“Doctor, heal thyself” might be the appropriate title of a new study by the Israel Medical Association, which examined the personal health and practices of the people whom Israelis look to in order to keep them healthy. The study, based on a detailed poll of 4,832 doctors, shows that many do not follow the basic medical advice they are themselves likely dispensing regarding diet, exercise and sleep.
While current medical wisdom recommends seven hours of sleep per night, for example, half of Israeli doctors sleep only six hours a night, while a quarter sleep five hours. Some sleep even less, the poll showed. Fifty percent of specialists said they lived stressful lives, and they tended to smoke, exercise less, and eat less healthy diets than general practitioners. Altogether, 8.5 percent of doctors said they smoked.
Less than half of those who responded – 43 percent – said they regularly saw a doctor. Among doctors who practiced in hospitals, that number was only 38 percent. The rest relied on advice from colleagues and “duty doctors” who happened to be around the hospital when they needed medical help themselves. This is also in contradiction to general recommendations by medical authorities, who encourage patients to work with set medical personnel who can get to know their individual cases.

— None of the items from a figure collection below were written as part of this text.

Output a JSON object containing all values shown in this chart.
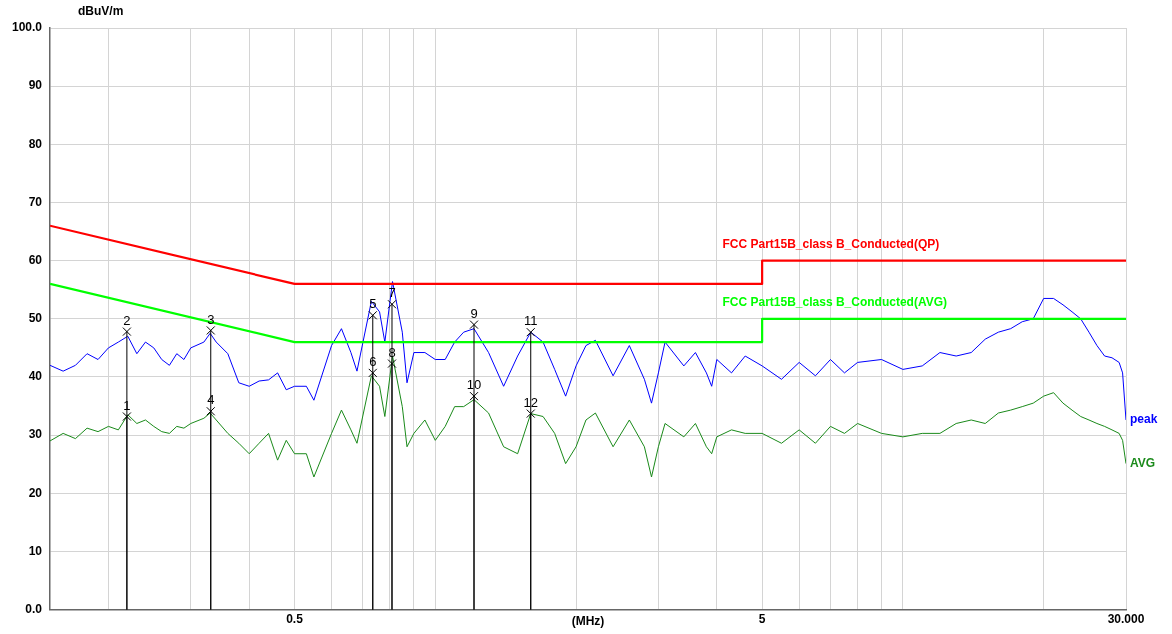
{
  "chart_data": {
    "type": "line",
    "xlabel": "(MHz)",
    "ylabel": "dBuV/m",
    "log": "x",
    "grid": true,
    "legend": false,
    "marker": "none",
    "line_style": "solid",
    "xlim": [
      0.15,
      30
    ],
    "ylim": [
      0,
      100
    ],
    "xticks": [
      {
        "value": 0.2,
        "label": null
      },
      {
        "value": 0.3,
        "label": null
      },
      {
        "value": 0.4,
        "label": null
      },
      0.5,
      {
        "value": 0.6,
        "label": null
      },
      {
        "value": 0.7,
        "label": null
      },
      {
        "value": 0.8,
        "label": null
      },
      {
        "value": 0.9,
        "label": null
      },
      {
        "value": 1,
        "label": null
      },
      {
        "value": 2,
        "label": null
      },
      {
        "value": 3,
        "label": null
      },
      {
        "value": 4,
        "label": null
      },
      5,
      {
        "value": 6,
        "label": null
      },
      {
        "value": 7,
        "label": null
      },
      {
        "value": 8,
        "label": null
      },
      {
        "value": 9,
        "label": null
      },
      {
        "value": 10,
        "label": null
      },
      {
        "value": 20,
        "label": null
      },
      {
        "value": 30,
        "label": "30.000"
      }
    ],
    "yticks": [
      {
        "value": 0,
        "label": "0.0"
      },
      10,
      20,
      30,
      40,
      50,
      60,
      70,
      80,
      90,
      {
        "value": 100,
        "label": "100.0"
      }
    ],
    "x": [
      0.15,
      0.16,
      0.17,
      0.18,
      0.19,
      0.2,
      0.21,
      0.22,
      0.23,
      0.24,
      0.25,
      0.26,
      0.27,
      0.28,
      0.29,
      0.3,
      0.32,
      0.33,
      0.34,
      0.36,
      0.38,
      0.4,
      0.42,
      0.44,
      0.46,
      0.48,
      0.5,
      0.53,
      0.55,
      0.6,
      0.63,
      0.66,
      0.68,
      0.73,
      0.76,
      0.78,
      0.81,
      0.85,
      0.87,
      0.9,
      0.95,
      1.0,
      1.05,
      1.1,
      1.15,
      1.21,
      1.3,
      1.4,
      1.5,
      1.6,
      1.7,
      1.8,
      1.9,
      2.0,
      2.1,
      2.2,
      2.4,
      2.6,
      2.8,
      2.9,
      3.0,
      3.1,
      3.4,
      3.6,
      3.8,
      3.9,
      4.0,
      4.3,
      4.6,
      5,
      5.5,
      6,
      6.5,
      7,
      7.5,
      8,
      9,
      10,
      11,
      12,
      13,
      14,
      15,
      16,
      17,
      18,
      19,
      20,
      21,
      22,
      23,
      24,
      25,
      26,
      27,
      28,
      29,
      29.5,
      30
    ],
    "series": [
      {
        "name": "FCC Part15B_class B_Conducted(QP)",
        "color": "#ff0000",
        "x": [
          0.15,
          0.5,
          5,
          5,
          30
        ],
        "values": [
          66,
          56,
          56,
          60,
          60
        ]
      },
      {
        "name": "FCC Part15B_class B_Conducted(AVG)",
        "color": "#00ff00",
        "x": [
          0.15,
          0.5,
          5,
          5,
          30
        ],
        "values": [
          56,
          46,
          46,
          50,
          50
        ]
      },
      {
        "name": "peak",
        "color": "#0000ff",
        "values": [
          42,
          41,
          42,
          44,
          43,
          45,
          46,
          47,
          44,
          46,
          45,
          43,
          42,
          44,
          43,
          45,
          46,
          47.5,
          46,
          44,
          39,
          38.4,
          39.3,
          39.5,
          40.7,
          37.8,
          38.4,
          38.4,
          36,
          45.4,
          48.3,
          44.2,
          41,
          53,
          51.2,
          46,
          56.4,
          47.7,
          39,
          44.2,
          44.2,
          43,
          43,
          46,
          47.7,
          48.3,
          44.2,
          38.4,
          43.6,
          47.7,
          46,
          41.3,
          36.7,
          41.9,
          45.4,
          46.3,
          40.2,
          45.4,
          39.6,
          35.5,
          40.7,
          46,
          41.9,
          44.2,
          40.7,
          38.4,
          43,
          40.7,
          43.6,
          41.9,
          39.6,
          42.5,
          40.2,
          43,
          40.7,
          42.5,
          43,
          41.3,
          41.9,
          44.2,
          43.6,
          44.2,
          46.5,
          47.7,
          48.3,
          49.5,
          50,
          53.5,
          53.5,
          52.4,
          51.2,
          50,
          47.7,
          45.4,
          43.6,
          43.3,
          42.5,
          40.7,
          32.6
        ]
      },
      {
        "name": "AVG",
        "color": "#1a8a1a",
        "values": [
          29,
          30.3,
          29.4,
          31.2,
          30.6,
          31.5,
          30.9,
          33.5,
          32,
          32.6,
          31.5,
          30.6,
          30.3,
          31.5,
          31.2,
          32,
          32.9,
          33.8,
          32.6,
          30.3,
          28.6,
          26.8,
          28.6,
          30.3,
          25.7,
          29.1,
          26.8,
          26.8,
          22.8,
          30.3,
          34.3,
          30.9,
          28.6,
          40.2,
          38.4,
          33.2,
          43.6,
          34.9,
          28,
          30.3,
          32.6,
          29.1,
          31.5,
          34.9,
          34.9,
          36.1,
          33.8,
          28,
          26.8,
          33.7,
          33.2,
          30.3,
          25.1,
          28,
          32.6,
          33.8,
          28,
          32.6,
          28,
          22.8,
          28,
          32,
          29.7,
          32,
          28,
          26.8,
          29.7,
          30.9,
          30.3,
          30.3,
          28.6,
          30.9,
          28.6,
          31.5,
          30.3,
          32,
          30.3,
          29.7,
          30.3,
          30.3,
          32,
          32.6,
          32,
          33.8,
          34.3,
          34.9,
          35.5,
          36.7,
          37.3,
          35.5,
          34.3,
          33.2,
          32.6,
          32,
          31.5,
          30.9,
          30.3,
          29.1,
          25.1
        ]
      }
    ],
    "annotations": [
      {
        "text": "1",
        "x": 0.219,
        "y": 33.2
      },
      {
        "text": "2",
        "x": 0.219,
        "y": 47.8
      },
      {
        "text": "3",
        "x": 0.331,
        "y": 48.0
      },
      {
        "text": "4",
        "x": 0.331,
        "y": 34.1
      },
      {
        "text": "5",
        "x": 0.735,
        "y": 50.6
      },
      {
        "text": "6",
        "x": 0.735,
        "y": 40.7
      },
      {
        "text": "7",
        "x": 0.808,
        "y": 52.5
      },
      {
        "text": "8",
        "x": 0.808,
        "y": 42.3
      },
      {
        "text": "9",
        "x": 1.21,
        "y": 49.0
      },
      {
        "text": "10",
        "x": 1.21,
        "y": 36.7
      },
      {
        "text": "11",
        "x": 1.6,
        "y": 47.7
      },
      {
        "text": "12",
        "x": 1.6,
        "y": 33.7
      }
    ]
  }
}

In statistics that relate to the nationalized nature of the Israeli health system, 67 percent of doctors said that their biggest problem was the relatively low salary they earn in relation to the many hours they work. In addition, many feel they are overworked with an excessive caseload, and 60 percent feel this makes it difficult for them to appropriately serve their patients. On the other hand, 87 percent of doctors said that their greatest satisfaction was helping their patients, and “making a difference.”